The standard adult dose of ALEVE is: 220 mg orally every 8 to 12 hours as needed; maximum 660 mg per day.. The standard adult dose of FASTIN is: 30 mg orally once daily in the morning, administered as a single dose.. Dosing should always be individualized based on indication, renal and hepatic function, age, and other patient factors.
No direct drug-drug interaction has been formally documented between ALEVE and FASTIN in current clinical databases. However, individual patient risk factors including other medications, organ function, and comorbidities should always be evaluated by a qualified healthcare provider.
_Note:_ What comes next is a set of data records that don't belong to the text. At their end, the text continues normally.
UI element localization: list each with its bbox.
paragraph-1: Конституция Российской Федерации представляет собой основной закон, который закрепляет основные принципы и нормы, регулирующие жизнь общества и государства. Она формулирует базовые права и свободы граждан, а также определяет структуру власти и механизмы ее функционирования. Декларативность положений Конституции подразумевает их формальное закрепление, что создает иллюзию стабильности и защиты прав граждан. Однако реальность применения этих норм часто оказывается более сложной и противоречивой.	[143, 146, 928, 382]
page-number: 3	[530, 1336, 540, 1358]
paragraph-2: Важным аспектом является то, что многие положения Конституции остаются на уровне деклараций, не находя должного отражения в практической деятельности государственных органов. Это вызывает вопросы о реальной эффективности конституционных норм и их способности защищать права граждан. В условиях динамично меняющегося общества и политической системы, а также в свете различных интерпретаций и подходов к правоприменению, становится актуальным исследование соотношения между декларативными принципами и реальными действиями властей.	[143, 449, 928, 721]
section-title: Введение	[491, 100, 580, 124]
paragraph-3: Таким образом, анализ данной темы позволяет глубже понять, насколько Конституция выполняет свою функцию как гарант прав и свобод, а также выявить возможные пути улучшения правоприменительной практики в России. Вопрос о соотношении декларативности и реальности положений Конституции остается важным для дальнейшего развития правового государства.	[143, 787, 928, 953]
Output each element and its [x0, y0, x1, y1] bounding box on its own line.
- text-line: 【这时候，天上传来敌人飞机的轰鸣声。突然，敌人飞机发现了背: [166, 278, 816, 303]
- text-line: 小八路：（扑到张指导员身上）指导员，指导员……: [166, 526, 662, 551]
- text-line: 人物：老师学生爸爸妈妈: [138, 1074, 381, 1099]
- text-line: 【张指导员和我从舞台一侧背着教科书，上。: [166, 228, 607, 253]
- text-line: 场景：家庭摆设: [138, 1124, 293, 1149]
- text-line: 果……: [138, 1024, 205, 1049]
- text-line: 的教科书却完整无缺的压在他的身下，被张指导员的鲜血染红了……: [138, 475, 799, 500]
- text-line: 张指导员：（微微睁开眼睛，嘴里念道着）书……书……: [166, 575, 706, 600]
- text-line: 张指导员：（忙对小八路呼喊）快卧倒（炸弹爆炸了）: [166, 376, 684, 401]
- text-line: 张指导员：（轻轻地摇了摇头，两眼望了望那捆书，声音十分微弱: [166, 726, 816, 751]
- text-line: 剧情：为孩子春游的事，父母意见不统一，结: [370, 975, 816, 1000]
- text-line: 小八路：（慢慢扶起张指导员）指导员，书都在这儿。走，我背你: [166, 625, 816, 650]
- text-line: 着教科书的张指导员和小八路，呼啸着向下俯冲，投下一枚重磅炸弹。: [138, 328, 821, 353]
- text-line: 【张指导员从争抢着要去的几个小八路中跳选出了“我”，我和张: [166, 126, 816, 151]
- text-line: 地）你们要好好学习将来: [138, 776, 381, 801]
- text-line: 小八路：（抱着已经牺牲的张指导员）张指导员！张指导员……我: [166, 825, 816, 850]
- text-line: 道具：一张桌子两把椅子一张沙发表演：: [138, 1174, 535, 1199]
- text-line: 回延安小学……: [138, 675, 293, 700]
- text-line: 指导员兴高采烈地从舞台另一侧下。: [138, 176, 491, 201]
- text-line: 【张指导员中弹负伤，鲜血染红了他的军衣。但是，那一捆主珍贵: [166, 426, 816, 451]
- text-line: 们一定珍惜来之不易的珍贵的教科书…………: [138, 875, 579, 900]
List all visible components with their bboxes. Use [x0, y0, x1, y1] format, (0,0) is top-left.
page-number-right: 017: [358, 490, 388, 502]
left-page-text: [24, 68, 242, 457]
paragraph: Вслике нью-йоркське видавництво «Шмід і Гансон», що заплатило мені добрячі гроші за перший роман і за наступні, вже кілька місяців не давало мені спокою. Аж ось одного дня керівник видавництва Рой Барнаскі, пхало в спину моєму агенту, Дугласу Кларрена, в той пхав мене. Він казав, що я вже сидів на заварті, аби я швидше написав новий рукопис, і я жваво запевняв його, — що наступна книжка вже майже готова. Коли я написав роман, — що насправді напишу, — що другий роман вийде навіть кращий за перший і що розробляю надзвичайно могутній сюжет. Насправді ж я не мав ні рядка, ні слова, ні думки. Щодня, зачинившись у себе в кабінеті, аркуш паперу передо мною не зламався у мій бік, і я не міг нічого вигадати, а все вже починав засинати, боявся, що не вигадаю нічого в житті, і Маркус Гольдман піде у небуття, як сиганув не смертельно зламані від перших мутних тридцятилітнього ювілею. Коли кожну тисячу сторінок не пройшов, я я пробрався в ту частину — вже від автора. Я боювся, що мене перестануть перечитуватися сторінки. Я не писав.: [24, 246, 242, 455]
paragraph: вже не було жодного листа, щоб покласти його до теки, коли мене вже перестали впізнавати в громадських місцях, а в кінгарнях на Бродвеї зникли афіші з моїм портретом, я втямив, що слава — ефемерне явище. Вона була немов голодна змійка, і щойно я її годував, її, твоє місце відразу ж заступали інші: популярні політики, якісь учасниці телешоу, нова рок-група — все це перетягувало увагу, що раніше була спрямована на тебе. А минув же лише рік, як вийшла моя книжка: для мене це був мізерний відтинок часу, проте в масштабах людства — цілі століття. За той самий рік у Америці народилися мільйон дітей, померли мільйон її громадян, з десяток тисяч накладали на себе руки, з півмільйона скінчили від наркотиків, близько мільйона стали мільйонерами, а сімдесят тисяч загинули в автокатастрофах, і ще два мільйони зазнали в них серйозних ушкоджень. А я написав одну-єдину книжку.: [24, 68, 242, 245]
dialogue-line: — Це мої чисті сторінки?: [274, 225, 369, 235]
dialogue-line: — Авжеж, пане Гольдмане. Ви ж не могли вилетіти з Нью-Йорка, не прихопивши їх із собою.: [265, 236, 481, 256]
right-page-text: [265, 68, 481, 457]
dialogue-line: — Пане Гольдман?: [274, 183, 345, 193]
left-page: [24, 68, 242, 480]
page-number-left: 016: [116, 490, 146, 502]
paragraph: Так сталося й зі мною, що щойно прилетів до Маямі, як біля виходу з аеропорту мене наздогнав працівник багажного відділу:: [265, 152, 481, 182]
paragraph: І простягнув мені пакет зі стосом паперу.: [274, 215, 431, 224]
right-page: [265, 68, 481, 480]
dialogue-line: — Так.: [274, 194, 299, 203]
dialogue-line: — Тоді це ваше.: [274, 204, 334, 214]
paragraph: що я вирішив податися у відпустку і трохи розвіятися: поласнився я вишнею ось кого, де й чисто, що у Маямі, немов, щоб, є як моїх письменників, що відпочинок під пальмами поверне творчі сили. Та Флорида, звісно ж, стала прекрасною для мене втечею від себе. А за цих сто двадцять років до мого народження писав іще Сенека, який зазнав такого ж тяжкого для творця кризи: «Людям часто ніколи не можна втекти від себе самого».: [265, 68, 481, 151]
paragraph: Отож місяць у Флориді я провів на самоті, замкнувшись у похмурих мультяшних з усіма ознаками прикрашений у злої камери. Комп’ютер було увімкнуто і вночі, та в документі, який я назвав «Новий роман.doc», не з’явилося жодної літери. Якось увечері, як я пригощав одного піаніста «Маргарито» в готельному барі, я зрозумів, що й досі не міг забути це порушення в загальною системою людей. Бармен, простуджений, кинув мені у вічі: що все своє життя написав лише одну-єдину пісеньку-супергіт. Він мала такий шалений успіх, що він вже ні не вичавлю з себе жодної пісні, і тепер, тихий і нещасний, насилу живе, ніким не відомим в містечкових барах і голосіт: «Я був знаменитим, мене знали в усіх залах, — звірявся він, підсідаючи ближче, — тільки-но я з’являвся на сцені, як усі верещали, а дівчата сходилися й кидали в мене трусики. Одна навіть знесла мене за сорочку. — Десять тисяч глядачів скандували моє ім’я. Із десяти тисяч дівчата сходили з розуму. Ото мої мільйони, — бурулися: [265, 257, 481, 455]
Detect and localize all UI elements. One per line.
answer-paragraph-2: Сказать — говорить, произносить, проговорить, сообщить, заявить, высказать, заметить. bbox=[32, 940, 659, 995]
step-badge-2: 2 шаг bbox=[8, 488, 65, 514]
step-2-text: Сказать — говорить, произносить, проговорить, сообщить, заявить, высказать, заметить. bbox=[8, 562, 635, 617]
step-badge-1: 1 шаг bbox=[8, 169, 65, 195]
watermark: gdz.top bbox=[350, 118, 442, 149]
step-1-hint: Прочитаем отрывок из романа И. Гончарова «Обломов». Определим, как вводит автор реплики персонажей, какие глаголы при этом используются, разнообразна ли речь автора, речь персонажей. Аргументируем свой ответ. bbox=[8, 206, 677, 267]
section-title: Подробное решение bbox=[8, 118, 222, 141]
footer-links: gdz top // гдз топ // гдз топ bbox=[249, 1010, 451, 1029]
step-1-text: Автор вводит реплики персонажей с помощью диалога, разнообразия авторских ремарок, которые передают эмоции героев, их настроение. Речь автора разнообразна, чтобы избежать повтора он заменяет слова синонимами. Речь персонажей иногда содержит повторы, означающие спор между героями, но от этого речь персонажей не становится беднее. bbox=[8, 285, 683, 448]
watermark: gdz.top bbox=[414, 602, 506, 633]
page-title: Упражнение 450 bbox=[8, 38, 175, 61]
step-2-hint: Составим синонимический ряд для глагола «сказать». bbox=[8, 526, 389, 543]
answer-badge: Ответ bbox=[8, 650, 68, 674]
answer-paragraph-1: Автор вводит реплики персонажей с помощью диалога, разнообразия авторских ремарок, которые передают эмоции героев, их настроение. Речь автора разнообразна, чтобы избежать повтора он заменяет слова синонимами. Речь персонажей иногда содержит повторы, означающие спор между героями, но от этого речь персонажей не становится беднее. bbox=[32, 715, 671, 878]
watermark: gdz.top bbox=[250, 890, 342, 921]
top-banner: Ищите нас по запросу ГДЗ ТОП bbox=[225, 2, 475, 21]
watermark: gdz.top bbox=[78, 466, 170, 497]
The maternal-fetal safety profiles differ. ALEVE is classified as Category C. First trimester: Risk of spontaneous abortion and cardiac defects (odds ratio 1.86 for NSAIDs). Second trimester: Possible fetal renal dysfunction and oligohydramnios; ductus arter. FASTIN is classified as Category C. FDA Pregnancy Category X. First trimester: Increased risk of oral clefts and cardiac malformations with amphetamine use. Second and third trimesters: Risk of premature delivery, lo. Always consult a maternal-fetal medicine specialist before taking either drug during pregnancy or lactation.